Complicating this, he said, is the “lack of education and/or understanding regarding the parameter of police officers.  Police officers represent the people and laws set forth by their representatives.  Police officers are thrust into these troubled areas, sometimes ill prepared, and try to be peacemakers and quell crime.  It is a difficult task trying to keep a balance between the law abiding aspect of the community and the criminal element,” said Boles.

“However, I do believe that many, if not most, officers conduct themselves extremely well in trying situations,” Boles continued. “Policing in these areas is a tremendous challenge.  However, as it is in most professions, there are some officers who don’t have the tolerance and abilities to be effective as a police officer in urban areas and should not be police officers.”

Benz said one suggestion is “developing more community policing programs in neighborhoods … across different racial and ethnic groups.”

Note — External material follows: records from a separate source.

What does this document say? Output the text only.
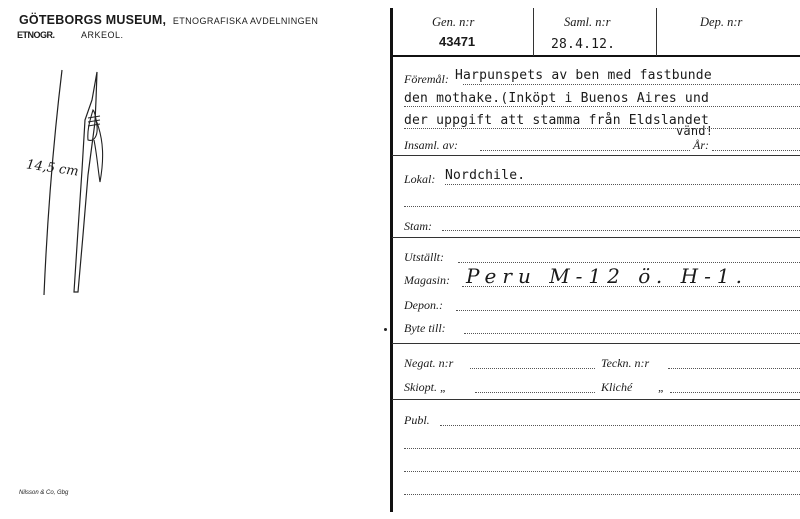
GÖTEBORGS MUSEUM, ETNOGRAFISKA AVDELNINGEN
ETNOGR.	ARKEOL.
14,5 cm
Nilsson & Co, Gbg
Gen. n:r
43471
Saml. n:r
28.4.12.
Dep. n:r
Föremål: Harpunspets av ben med fastbunde
den mothake.(Inköpt i Buenos Aires und
der uppgift att stamma från Eldslandet
vänd!
Insaml. av:	År:
Lokal: Nordchile.
Stam:
Utställt:
Magasin: Peru M-12 ö. H-1.
Depon.:
Byte till:
Negat. n:r	Teckn. n:r
Skiopt. „	Kliché „
Publ.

In the end, it is likely that a combination of policy reforms — to include body cameras, increased protections for whistleblowers, increased accountability and increased police education — will be necessary to quell the distance between the police and those they police. But what is clear is that that distance exists primarily along racial lines, and something — or a combination of somethings — needs to be done if the African-American community is to expect any differences by the second anniversary of Mike Brown’s death.